Walt Disney (1901 - 1966)
The United States provided aid to the Allied Powers but remained neutral until Japan launched a surprise attack on the U.S. Navy's Pacific Fleet at Pearl Harbor, Hawaii, on December 7, 1941. The United States then declared war on Japan and, in turn, Germany declared war on the United States. The United States joined the Allied Powers and launched an enormous war effort at home and abroad. On the home front, civilians made important contributions by helping to produce military equipment, supplies, and food in record amounts. American military forces fought in Europe, North Africa, and throughout the Pacific against the Axis Powers. By the end of the war, over twelve million Americans had served in the armed forces.
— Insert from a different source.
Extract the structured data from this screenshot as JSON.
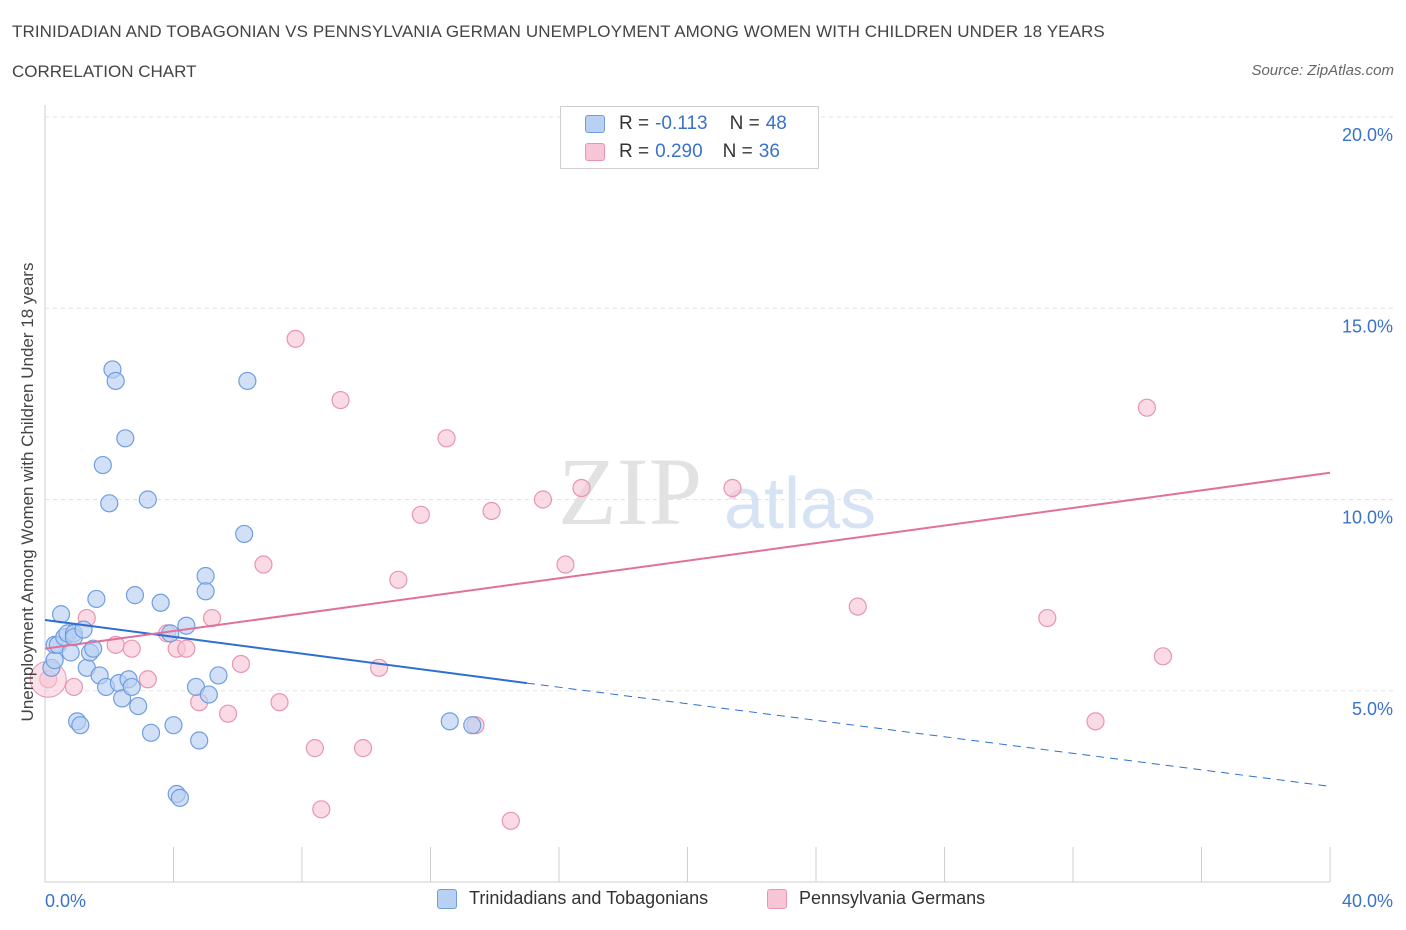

On May 7, 1945, Germany surrendered, bringing an end to the war in Europe. The war in the Pacific continued until the United States dropped two atomic bombs on Japan in early August 1945. The Japanese surrendered on August 14, 1945. By the end of the war, over 418,500 American servicemen were killed, and worldwide an estimated thirty-eight million people lost their lives during the war.
Early Years and Education
Walter Elias Disney was born December 5, 1901, in Chicago, Illinois, to Elias and Flora Disney. His siblings were Herbert, Ray, Roy, and Ruth. Roy later helped his brother make the Disney Company a success. Walt’s parents grew tired of life in Chicago and decided to move closer to family on a farm outside of Marceline, Missouri, in 1906. Walt attended Park Elementary School. The small-town life of Marceline had a huge impact on Walt. It was here that he began to draw animals and indulge his imagination. Walt’s exposure to rural life influenced him throughout his career.
After four years, the farm was not profitable, and Walt’s father became ill. In 1911 the family moved to Kansas City where Roy and Walt helped their father deliver newspapers. Walt was only nine years old when he had to get up at 3:30 a.m., seven days a week, to fold and deliver papers for two hours before attending the Benton Grammar School. Walt’s work responsibilities did not keep him from drawing and having fun. He attended the Kansas City Art Institute on Saturday mornings, and performed skits and vaudeville routines with friends at local theaters. Walt graduated from the Benton School, and soon the family moved back to Chicago.